The Case for Durable Messaging in Service Orientation

Nick jumps on the durable messaging bandwagon, pointing out that it’s HUGE. Not just huge, or Huge but HUGE. But for my taste, he could emphasis it even more – HUGE – and still not capture just how important I think durable messaging is. But while he could use more bolding and italics, he certainly explains the problem well:

The reason that [reliability] becomes a problem in SOA is because the basic strength of SOA is the message, and the weakest link is the mechanism used to move the message. If we create a message but we cannot be certain that it gets delivered, then we have created a point of failure that is difficult to surpass.

Durable messaging solves two fundamental reliability issues:

  1. Transactional Message Send. I want to send a message to some external service as part of a transaction. That is, I only want to send the message if the transaction commits. If the transaction aborts, I don’t want to send the message. The only way to do this is to durably record the intent to send the message within the transaction and then deliver the message after the transaction successfully commits.
  2. External System Unavailable. I’m sending a message to an external service that is unavailable at the moment. Maybe it’s a temporary network condition, maybe it’s scheduled downtime, maybe the data center burned down, I don’t know. But because the message is durably stored, I can retry long after the sending transaction has committed. Furthermore, I can continue to retry (until success of course) even if my sending system reboots, fails over to a hot standby or has to be restored from backup (assuming you backed up after message was sent).

However, Nick points out that reliability has to be considered as part of our design, so do Agility, Flexibility, Scalability, Maintainability, etc. etc. etc. Agility and flexibility require standard transport protocols while scalability and maintainability require intermediation. Unfortunately, at this time there is no standard transport that provides intermediation and durability. Nick says that Microsoft’s “platform is lacking here”, but I’d say it’s an industry wide problem.

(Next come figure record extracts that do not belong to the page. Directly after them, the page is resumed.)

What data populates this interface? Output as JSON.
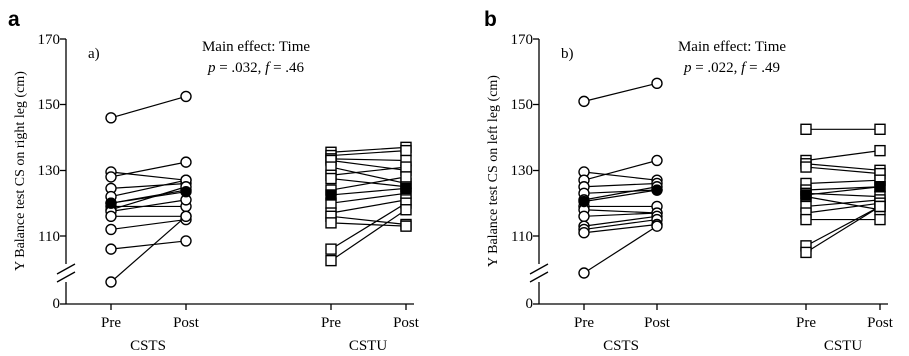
{
  "panels": [
    {
      "letter": "a",
      "sublabel": "a)",
      "ylabel": "Y Balance test CS on right leg (cm)",
      "effect_title": "Main effect: Time",
      "effect_stat_p": "p",
      "effect_stat_rest1": " = .032, ",
      "effect_stat_f": "f",
      "effect_stat_rest2": " = .46",
      "y_ticks": [
        "170",
        "150",
        "130",
        "110",
        "0"
      ],
      "x_ticks": [
        "Pre",
        "Post",
        "Pre",
        "Post"
      ],
      "groups": [
        "CSTS",
        "CSTU"
      ]
    },
    {
      "letter": "b",
      "sublabel": "b)",
      "ylabel": "Y Balance test CS on left leg (cm)",
      "effect_title": "Main effect: Time",
      "effect_stat_p": "p",
      "effect_stat_rest1": " = .022, ",
      "effect_stat_f": "f",
      "effect_stat_rest2": " = .49",
      "y_ticks": [
        "170",
        "150",
        "130",
        "110",
        "0"
      ],
      "x_ticks": [
        "Pre",
        "Post",
        "Pre",
        "Post"
      ],
      "groups": [
        "CSTS",
        "CSTU"
      ]
    }
  ],
  "chart_data": [
    {
      "type": "line",
      "panel": "a",
      "ylabel": "Y Balance test CS on right leg (cm)",
      "ylim": [
        100,
        170
      ],
      "axis_break": true,
      "y_ticks": [
        0,
        110,
        130,
        150,
        170
      ],
      "categories": [
        "Pre",
        "Post"
      ],
      "groups": [
        {
          "name": "CSTS",
          "marker": "circle",
          "pairs": [
            [
              146,
              152.5
            ],
            [
              129.5,
              127
            ],
            [
              128,
              132.5
            ],
            [
              124.5,
              126
            ],
            [
              122,
              127
            ],
            [
              120,
              124
            ],
            [
              119,
              119
            ],
            [
              118,
              125
            ],
            [
              117.5,
              121
            ],
            [
              116,
              116
            ],
            [
              112,
              115
            ],
            [
              106,
              108.5
            ],
            [
              96,
              116
            ]
          ],
          "mean": [
            120,
            123.5
          ]
        },
        {
          "name": "CSTU",
          "marker": "square",
          "pairs": [
            [
              135.5,
              137
            ],
            [
              134.5,
              136
            ],
            [
              133.5,
              133
            ],
            [
              133,
              130
            ],
            [
              131,
              126
            ],
            [
              128.5,
              131
            ],
            [
              127.5,
              125
            ],
            [
              124,
              128
            ],
            [
              120,
              123
            ],
            [
              117,
              121
            ],
            [
              116,
              113.5
            ],
            [
              114,
              113
            ],
            [
              106,
              120
            ],
            [
              102.5,
              118
            ]
          ],
          "mean": [
            122.5,
            124.5
          ]
        }
      ]
    },
    {
      "type": "line",
      "panel": "b",
      "ylabel": "Y Balance test CS on left leg (cm)",
      "ylim": [
        100,
        170
      ],
      "axis_break": true,
      "y_ticks": [
        0,
        110,
        130,
        150,
        170
      ],
      "categories": [
        "Pre",
        "Post"
      ],
      "groups": [
        {
          "name": "CSTS",
          "marker": "circle",
          "pairs": [
            [
              151,
              156.5
            ],
            [
              129.5,
              127
            ],
            [
              127,
              133
            ],
            [
              125,
              126
            ],
            [
              123,
              124
            ],
            [
              121,
              125
            ],
            [
              119,
              119
            ],
            [
              118,
              117
            ],
            [
              116,
              117
            ],
            [
              113,
              116
            ],
            [
              112,
              115
            ],
            [
              111,
              113.5
            ],
            [
              99,
              113
            ]
          ],
          "mean": [
            120.5,
            124
          ]
        },
        {
          "name": "CSTU",
          "marker": "square",
          "pairs": [
            [
              142.5,
              142.5
            ],
            [
              133,
              136
            ],
            [
              132,
              130
            ],
            [
              131,
              129
            ],
            [
              126,
              127
            ],
            [
              124,
              125
            ],
            [
              123,
              122
            ],
            [
              122,
              118
            ],
            [
              119,
              121
            ],
            [
              117,
              120
            ],
            [
              115,
              115
            ],
            [
              107,
              119
            ],
            [
              105,
              119
            ]
          ],
          "mean": [
            122.5,
            125
          ]
        }
      ]
    }
  ]
}
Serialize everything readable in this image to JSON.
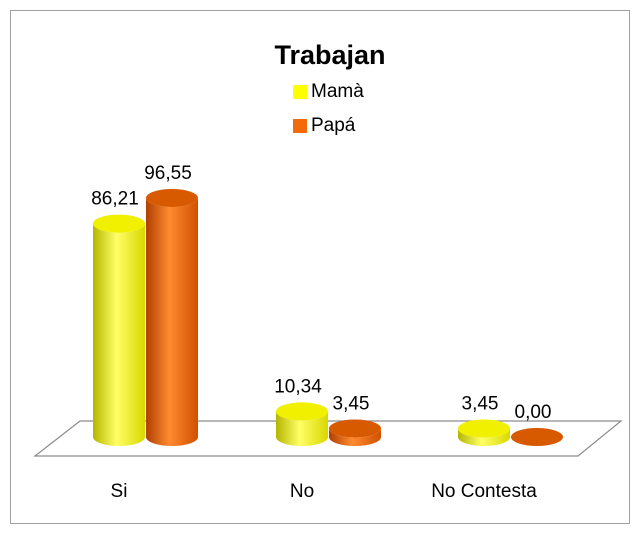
{
  "chart_data": {
    "type": "bar3d",
    "title": "Trabajan",
    "categories": [
      "Si",
      "No",
      "No Contesta"
    ],
    "series": [
      {
        "name": "Mamà",
        "color": "#ffff00",
        "values": [
          86.21,
          10.34,
          3.45
        ],
        "value_labels": [
          "86,21",
          "10,34",
          "3,45"
        ]
      },
      {
        "name": "Papá",
        "color": "#f26a0a",
        "values": [
          96.55,
          3.45,
          0.0
        ],
        "value_labels": [
          "96,55",
          "3,45",
          "0,00"
        ]
      }
    ]
  }
}
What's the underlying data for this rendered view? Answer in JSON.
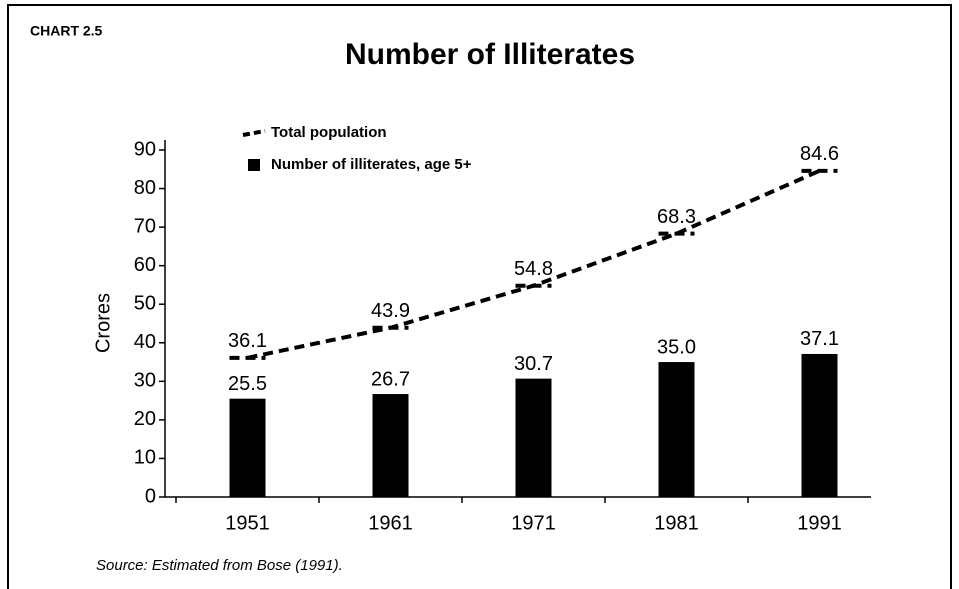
{
  "chart_data": {
    "type": "bar_line",
    "label": "CHART 2.5",
    "title": "Number of Illiterates",
    "ylabel": "Crores",
    "source": "Source: Estimated from Bose (1991).",
    "categories": [
      "1951",
      "1961",
      "1971",
      "1981",
      "1991"
    ],
    "series": [
      {
        "name": "Total population",
        "type": "line",
        "color": "#000000",
        "values": [
          36.1,
          43.9,
          54.8,
          68.3,
          84.6
        ]
      },
      {
        "name": "Number of illiterates, age 5+",
        "type": "bar",
        "color": "#000000",
        "values": [
          25.5,
          26.7,
          30.7,
          35.0,
          37.1
        ],
        "value_labels": [
          "25.5",
          "26.7",
          "30.7",
          "35.0",
          "37.1"
        ]
      }
    ],
    "ylim": [
      0,
      90
    ],
    "yticks": [
      0,
      10,
      20,
      30,
      40,
      50,
      60,
      70,
      80,
      90
    ],
    "legend": "top-left",
    "grid": false
  }
}
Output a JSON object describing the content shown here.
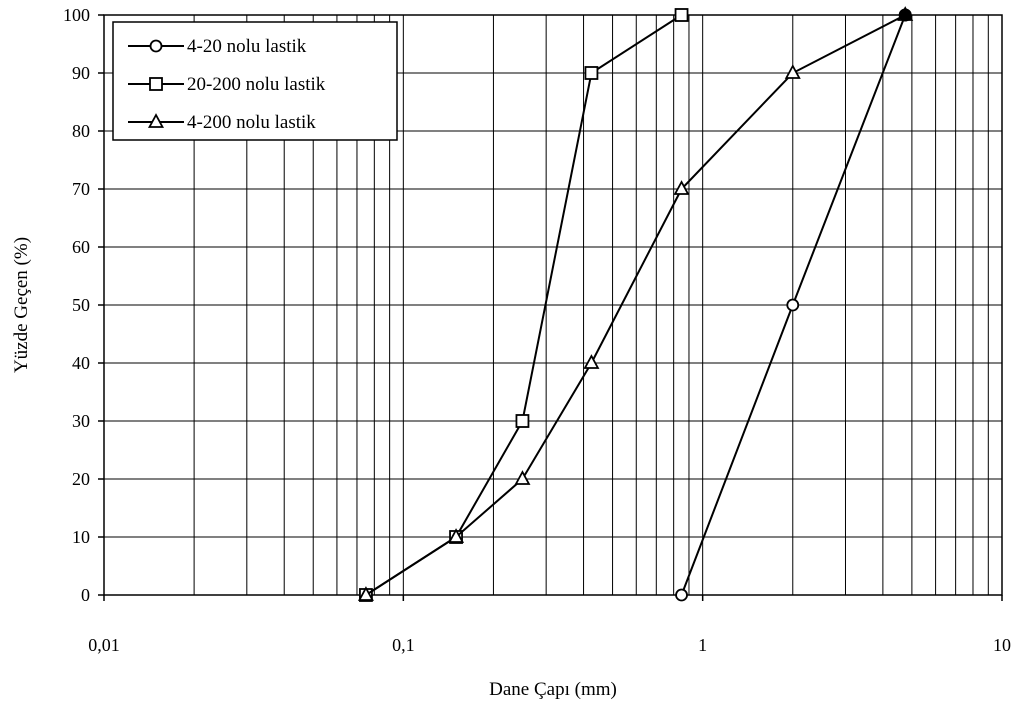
{
  "chart_data": {
    "type": "line",
    "xscale": "log",
    "xlim": [
      0.01,
      10
    ],
    "ylim": [
      0,
      100
    ],
    "grid": true,
    "legend_position": "top-left",
    "xlabel": "Dane Çapı (mm)",
    "ylabel": "Yüzde Geçen (%)",
    "x_ticks": [
      0.01,
      0.1,
      1,
      10
    ],
    "x_tick_labels": [
      "0,01",
      "0,1",
      "1",
      "10"
    ],
    "y_ticks": [
      0,
      10,
      20,
      30,
      40,
      50,
      60,
      70,
      80,
      90,
      100
    ],
    "y_tick_labels": [
      "0",
      "10",
      "20",
      "30",
      "40",
      "50",
      "60",
      "70",
      "80",
      "90",
      "100"
    ],
    "series": [
      {
        "name": "4-20 nolu lastik",
        "marker": "circle",
        "x": [
          0.85,
          2,
          4.75
        ],
        "y": [
          0,
          50,
          100
        ]
      },
      {
        "name": "20-200 nolu lastik",
        "marker": "square",
        "x": [
          0.075,
          0.15,
          0.25,
          0.425,
          0.85
        ],
        "y": [
          0,
          10,
          30,
          90,
          100
        ]
      },
      {
        "name": "4-200 nolu lastik",
        "marker": "triangle",
        "x": [
          0.075,
          0.15,
          0.25,
          0.425,
          0.85,
          2,
          4.75
        ],
        "y": [
          0,
          10,
          20,
          40,
          70,
          90,
          100
        ]
      }
    ]
  }
}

Nick mentions least three Microsoft technologies that provide some sort of durable messaging – MSMQ, SSB and BizTalk – but they’re all proprietary. The market leader in this space is MQ Series, which is also proprietary. WS-RM was supposed to be support durable messaging, but doesn’t. There is the Advanced Message Queuing Protocol group, which is defining an open protocol for MQ style systems, but without involvement from any major platform vendors I’m hard pressed to see this go anywhere. Personally, I’d love to see the SSB protocol published, and apparently the SSB wire protocol was designed “to be completely SQL Server agnostic.” Here’s hoping that happens.

Nick goes on to call WCF “immature” because of the lack support for message durability. I think that’s somewhat unfair: I think it’s WS-* that’s immature here, not WCF. It’s easy to confuse the two since they’re so joined at the hip in WCF v1. But WCF’s support for MSMQ shows that it can handle durable messaging, even though there is no usable standard for durable messaging in the WS-* stable. Over time, I think WCF will evolve to support a larger variety of messaging scenarios – WS-*, REST, durable messaging, etc. – out of the box. But for those of us who care deeply about durable messaging, WCF’s current lack of support is pretty frustrating.